At the first Glossy Forum in New York City on Thursday, designer Misha Nonoo raised an important point that brands and retailers — of all sizes — should remember: In today’s retail climate, you have to move fast or get left behind. “If it’s not working, drop it and move on,” she said.
During the forum, we heard from other industry leaders, from companies like Kate Spade & Company, Moda Operandi, Birchbox and John Varvatos, about how they’re using technology, customer data and new platforms to reach a new audience and stay relevant.
If you didn’t make it to Glossy’s first forum, find the five biggest takeaways of the day’s discussions below.
Your brand’s voice matters — maybe more than ever
Bloomingdale’s head of social, Jonathan Paul, pointed out an important aspect of influencer marketing that brands can forget when they’ve been dazzled by hundreds of thousands millennial-aged followers: When you let bloggers take over your social media account, you’re diluting your own brand’s voice.
The value in maintaining a unique brand identity — and selling it to customers — was echoed by Kate Spade & Company CMO Mary Renner Beech and Vera Bradley CMO Theresa Palermo. Renner Beech is guiding the company into new regions and categories by paying attention to who the Kate Spade customer is. Palermo, who is helping lead Vera Bradley’s recent brand pivot, is hoping to change the conversation around the company with a new campaign, ‘It’s Good To Be A Girl,’ and a new relationship with its customer on social media. When figuring out what new products to introduce, the brand called on its followers on different social platforms to find out what was missing from their offering (slim phone cases and charging purses came up).
Data and fashion don’t have to clash
Often, the last thing that brand creatives at fashion companies are thinking about is CRM. But for companies hoping to reach the right customer and deliver a relevant message, data is critical. Otherwise, as Livia Marotta, former vp of digital at Bulgari, said: Digital can cause panic.
Kate Spade’s Renner Beech strikes the balance between spinning powerful creative and crunching numbers by building a data-informed, but not data-led, team. This has meant re-training marketing veterans and hiring forward-thinking team members. When you use data to inform creative campaigns, every dollar spent is going toward a more intentional purpose, Renner Beech said.
Experiential retail is the future
Nonoo painted a dismal portrait of today’s department store: “Racks and racks of clothing in poorly lit rooms,” manned by salespeople who don’t properly represent the brand. Nonoo, who recently repositioned her eponymous label to be see-now-buy-now and direct-to-consumer, no longer does wholesale with these retailers. At John Varvatos, director of digital Nate Poeschl shared how the brand combatted slow foot traffic by pulling off in-store events with Future and a limited edition product. The key, Poeschl said, was that the collaboration created real-time urgency for customers.
Experience applies beyond the brick and mortar. Moda Operandi director of product Mia Otte broke down the best use case for a retailer mobile app: “The app doesn’t solve the problem of ‘I need more sales,’” she said. It has to offer a compelling reason to be downloaded and used. Otherwise, nix it.
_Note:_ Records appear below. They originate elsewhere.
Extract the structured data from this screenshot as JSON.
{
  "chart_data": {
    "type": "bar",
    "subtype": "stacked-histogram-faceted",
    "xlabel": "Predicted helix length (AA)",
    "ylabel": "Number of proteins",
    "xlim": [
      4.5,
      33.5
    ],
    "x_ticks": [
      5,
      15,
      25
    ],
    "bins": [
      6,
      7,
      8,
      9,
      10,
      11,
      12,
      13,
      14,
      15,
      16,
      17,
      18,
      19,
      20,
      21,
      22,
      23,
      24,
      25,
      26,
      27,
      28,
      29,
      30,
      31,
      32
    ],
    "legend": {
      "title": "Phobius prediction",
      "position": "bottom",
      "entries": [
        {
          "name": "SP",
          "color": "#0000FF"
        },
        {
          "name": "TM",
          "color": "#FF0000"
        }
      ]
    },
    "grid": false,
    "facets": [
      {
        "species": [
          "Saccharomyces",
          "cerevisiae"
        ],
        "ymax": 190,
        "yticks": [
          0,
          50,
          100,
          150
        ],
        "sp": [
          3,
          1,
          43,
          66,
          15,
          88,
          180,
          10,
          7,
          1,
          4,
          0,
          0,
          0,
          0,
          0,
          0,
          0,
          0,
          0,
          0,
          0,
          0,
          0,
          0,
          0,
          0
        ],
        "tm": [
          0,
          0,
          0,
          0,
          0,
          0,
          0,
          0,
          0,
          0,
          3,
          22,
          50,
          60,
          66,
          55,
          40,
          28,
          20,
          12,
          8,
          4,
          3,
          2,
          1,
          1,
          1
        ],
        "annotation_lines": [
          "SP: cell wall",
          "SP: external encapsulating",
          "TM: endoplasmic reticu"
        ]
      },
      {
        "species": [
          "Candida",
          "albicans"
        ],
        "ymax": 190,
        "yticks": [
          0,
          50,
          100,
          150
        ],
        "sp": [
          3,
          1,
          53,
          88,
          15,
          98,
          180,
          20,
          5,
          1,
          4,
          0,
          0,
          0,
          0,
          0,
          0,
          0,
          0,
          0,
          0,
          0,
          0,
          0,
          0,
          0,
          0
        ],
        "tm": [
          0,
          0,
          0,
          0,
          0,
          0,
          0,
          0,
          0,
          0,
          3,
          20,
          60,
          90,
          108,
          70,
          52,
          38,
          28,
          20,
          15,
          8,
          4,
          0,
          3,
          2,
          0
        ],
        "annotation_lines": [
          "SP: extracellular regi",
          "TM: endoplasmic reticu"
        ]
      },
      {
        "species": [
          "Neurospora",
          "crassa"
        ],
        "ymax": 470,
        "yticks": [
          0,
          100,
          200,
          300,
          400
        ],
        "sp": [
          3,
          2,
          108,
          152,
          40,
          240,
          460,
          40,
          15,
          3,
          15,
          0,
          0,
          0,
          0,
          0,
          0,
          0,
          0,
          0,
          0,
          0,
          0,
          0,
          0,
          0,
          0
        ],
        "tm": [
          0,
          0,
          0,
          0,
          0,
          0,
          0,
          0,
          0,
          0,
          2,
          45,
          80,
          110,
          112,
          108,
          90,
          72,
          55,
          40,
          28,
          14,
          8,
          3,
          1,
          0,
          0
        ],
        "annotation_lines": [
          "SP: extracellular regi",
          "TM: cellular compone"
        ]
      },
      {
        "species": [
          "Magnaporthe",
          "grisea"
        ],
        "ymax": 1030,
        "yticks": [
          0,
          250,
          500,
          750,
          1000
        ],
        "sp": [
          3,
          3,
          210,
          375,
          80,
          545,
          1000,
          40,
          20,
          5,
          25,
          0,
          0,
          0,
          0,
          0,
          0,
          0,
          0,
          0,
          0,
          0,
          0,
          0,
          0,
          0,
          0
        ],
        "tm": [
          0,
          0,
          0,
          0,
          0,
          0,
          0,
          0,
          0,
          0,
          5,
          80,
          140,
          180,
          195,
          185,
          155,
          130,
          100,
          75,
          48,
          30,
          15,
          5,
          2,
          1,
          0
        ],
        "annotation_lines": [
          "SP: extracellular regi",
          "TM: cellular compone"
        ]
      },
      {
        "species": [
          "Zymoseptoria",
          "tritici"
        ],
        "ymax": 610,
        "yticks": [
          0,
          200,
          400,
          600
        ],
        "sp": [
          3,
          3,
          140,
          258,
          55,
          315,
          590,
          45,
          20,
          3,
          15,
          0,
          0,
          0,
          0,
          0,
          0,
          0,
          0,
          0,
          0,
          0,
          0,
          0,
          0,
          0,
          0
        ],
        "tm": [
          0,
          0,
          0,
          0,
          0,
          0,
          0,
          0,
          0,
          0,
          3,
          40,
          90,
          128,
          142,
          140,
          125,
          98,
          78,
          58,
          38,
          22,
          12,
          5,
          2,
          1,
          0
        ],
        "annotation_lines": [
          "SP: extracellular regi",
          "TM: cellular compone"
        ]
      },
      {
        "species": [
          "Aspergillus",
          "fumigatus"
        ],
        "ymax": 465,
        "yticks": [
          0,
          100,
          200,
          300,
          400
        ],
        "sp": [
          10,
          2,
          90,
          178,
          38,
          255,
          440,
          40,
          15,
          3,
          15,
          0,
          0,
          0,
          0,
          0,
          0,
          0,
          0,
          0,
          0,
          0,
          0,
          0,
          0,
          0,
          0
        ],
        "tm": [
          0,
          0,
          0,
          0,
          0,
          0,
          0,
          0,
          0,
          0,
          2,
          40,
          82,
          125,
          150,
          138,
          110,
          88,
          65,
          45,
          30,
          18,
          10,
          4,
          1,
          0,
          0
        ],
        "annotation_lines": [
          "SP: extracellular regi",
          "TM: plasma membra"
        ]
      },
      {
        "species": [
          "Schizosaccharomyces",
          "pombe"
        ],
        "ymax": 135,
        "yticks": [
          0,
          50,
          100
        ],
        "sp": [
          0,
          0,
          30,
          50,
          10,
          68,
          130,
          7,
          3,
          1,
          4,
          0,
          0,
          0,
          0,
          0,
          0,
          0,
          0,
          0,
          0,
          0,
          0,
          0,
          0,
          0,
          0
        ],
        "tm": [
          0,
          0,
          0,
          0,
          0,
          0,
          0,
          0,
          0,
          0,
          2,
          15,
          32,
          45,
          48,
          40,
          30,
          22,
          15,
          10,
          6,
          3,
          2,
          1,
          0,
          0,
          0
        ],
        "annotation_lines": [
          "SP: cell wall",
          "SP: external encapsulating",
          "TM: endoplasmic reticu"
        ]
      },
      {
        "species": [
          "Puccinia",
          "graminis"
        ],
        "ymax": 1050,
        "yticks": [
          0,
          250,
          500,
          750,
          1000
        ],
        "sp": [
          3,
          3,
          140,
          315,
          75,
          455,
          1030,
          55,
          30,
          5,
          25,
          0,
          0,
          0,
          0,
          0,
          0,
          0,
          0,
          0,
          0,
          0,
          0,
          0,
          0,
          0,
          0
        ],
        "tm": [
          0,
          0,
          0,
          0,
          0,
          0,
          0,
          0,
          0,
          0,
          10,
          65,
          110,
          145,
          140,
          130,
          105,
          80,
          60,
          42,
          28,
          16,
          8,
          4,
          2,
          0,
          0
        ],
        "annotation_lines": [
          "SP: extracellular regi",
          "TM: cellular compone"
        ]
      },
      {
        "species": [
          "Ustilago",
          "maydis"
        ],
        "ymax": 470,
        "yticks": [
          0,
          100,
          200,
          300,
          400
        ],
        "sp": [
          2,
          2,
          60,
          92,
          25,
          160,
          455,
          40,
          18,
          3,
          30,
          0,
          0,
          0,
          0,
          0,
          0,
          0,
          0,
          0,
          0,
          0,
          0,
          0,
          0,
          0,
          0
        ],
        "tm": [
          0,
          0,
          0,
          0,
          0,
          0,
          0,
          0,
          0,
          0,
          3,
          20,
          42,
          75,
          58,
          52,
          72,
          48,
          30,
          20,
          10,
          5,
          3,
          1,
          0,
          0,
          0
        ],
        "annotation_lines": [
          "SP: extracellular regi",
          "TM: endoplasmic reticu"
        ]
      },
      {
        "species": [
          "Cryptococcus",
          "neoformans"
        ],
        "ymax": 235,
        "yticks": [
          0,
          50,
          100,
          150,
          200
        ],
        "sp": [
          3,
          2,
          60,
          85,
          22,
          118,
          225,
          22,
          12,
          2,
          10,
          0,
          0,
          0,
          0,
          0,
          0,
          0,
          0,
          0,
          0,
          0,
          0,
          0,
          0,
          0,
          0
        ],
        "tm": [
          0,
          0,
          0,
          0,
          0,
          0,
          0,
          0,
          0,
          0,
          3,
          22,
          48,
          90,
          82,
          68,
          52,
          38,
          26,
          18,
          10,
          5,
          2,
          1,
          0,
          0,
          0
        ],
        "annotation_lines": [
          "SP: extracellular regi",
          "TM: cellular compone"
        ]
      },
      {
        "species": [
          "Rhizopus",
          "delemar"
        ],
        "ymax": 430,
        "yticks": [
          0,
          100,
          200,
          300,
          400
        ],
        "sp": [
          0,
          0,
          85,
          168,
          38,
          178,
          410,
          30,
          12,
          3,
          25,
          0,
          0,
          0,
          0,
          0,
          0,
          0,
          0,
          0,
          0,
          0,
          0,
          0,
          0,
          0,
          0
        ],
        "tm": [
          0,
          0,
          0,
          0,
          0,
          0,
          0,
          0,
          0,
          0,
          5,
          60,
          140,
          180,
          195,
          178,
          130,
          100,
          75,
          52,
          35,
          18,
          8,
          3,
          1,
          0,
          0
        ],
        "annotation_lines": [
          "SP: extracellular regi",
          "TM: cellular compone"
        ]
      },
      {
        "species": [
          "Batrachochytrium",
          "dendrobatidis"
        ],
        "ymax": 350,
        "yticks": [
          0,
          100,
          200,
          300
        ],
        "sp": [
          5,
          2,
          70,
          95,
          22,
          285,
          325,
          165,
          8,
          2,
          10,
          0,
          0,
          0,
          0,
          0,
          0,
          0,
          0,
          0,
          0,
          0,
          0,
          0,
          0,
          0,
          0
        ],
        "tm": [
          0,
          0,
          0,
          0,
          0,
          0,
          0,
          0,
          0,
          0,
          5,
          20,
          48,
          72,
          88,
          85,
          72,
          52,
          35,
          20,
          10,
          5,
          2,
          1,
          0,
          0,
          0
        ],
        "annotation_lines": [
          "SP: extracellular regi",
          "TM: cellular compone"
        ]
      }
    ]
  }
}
Retailers, old and new, are reinventing
Internally, brands are rethinking how they project themselves to the world. Elizabeth Arden, a 100-year-old brand, recently rebranded as “Liz” on social media to engage younger customers, said Denna Singleton, the brand’s global director of marketing. Vera Bradley is also centering its rebranding about being cool with today’s girls. It has to come off as genuine, of course, and whether or not either reinvention succeeds is yet to be decided. The point is, the brands are paying attention to how today’s consumers are changing, and changing with them.
New brands are capitalizing on this interim period as older retailers are still pivoting. American Giant CEO Bayard Winthrop saw an opportunity to swoop in and appeal to customers who were fatigued by faceless corporate brands.
“People vote with their dollars today for the brands they support,” said Winthrop. “We built a brand that people can feel good about.”
No surprise: The customer is in control
It’s not groundbreaking to hear that a retailer’s customers keep the company alive. But the customer has emerged as retail’s overwhelming obsession, driving decisions internally around product design, business model and marketing strategies.
Nonoo pointed to the fact that customers have more control of a brand’s visibility than ever due to technology and, specifically, social media. She didn’t want to rely on the middleman when it came to selling her brand to the consumer. So she went straight to consumer and debuted her most recent collection on Snapchat. Poeschl, at John Varvatos, pulled off a celebrity collaboration to get in front of customers who may not have been familiar with the brand, but were fans of the brand’s collaborator, Future.
“That’s not our customer but that was the point,” said Poeschl. “That’s how luxury grows.”